James Stewart gives one of his finest performances as the wheelchair bound bored photographer. Limited in his ability to use his physicality, which he always does so well, he has to rely only on some hand gestures and his voice to do the work, and he excels. Grace Kelly is no slouch either. She was the epitome of Hitchcock’s cool blondes and he spent the rest of his career trying to find someone that could succeed her after she retired from acting following her marriage to the Prince of Monaco. Her Lisa was smart, successful and ran in the upper circles and she handled the role with perfection. Thelma Ritter was brilliant as always, earning an Oscar nomination for her Stella but the real standout is Raymond Burr. Known for his booming voice, his challenge was to do his part nearly completely silently, since he’s seen from across a courtyard for the majority of the film, only speaking a few lines near the end when he enters Jeff’s apartment. Leave it to Hitch to cast an actor known for his voice and not let him use it, while still getting one of the actor’s most nuanced performances out of him. Maybe that’s why he’s so good here, he doesn’t get to go cartoonishly over the top like his D.A. in George Steven’s A Place in the Sun.
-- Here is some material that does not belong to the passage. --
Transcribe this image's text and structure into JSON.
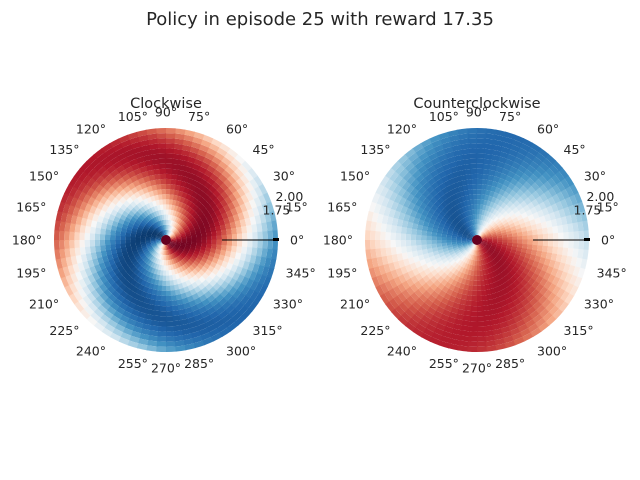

What you end up with when all of these elements are combined is a film that is at once funny, tragic and suspenseful and even terrifying in parts. Hitchcock knew how to inject humor into a tense situation without diffusing the tension, which is something few directors ever learned how to do. Along with screenwriter John Michael Hayes (who would work with Hitchcock three more times after this and whose writing process with Hitchcock is documented in the great book ‘Writing with Hitchcock’), Hitchcock managed to take a short story and pull it into a genuinely great 2 hour film. His cast was perfect, the script flawless and his camera work and use of color with shadows was exemplary. Rear Window wasn’t the first time he’d made a tense situation out of a confined space, he’d done so with Lifeboat and Rope before, but this was his greatest example of it and one of the finest achievements of American film.
Rear Window wasn’t the first time Hitchcock made a tense situation out of a confined space, he’d done so with Lifeboat and Rope before, but this was his greatest example of it and one of the finest achievements of American film.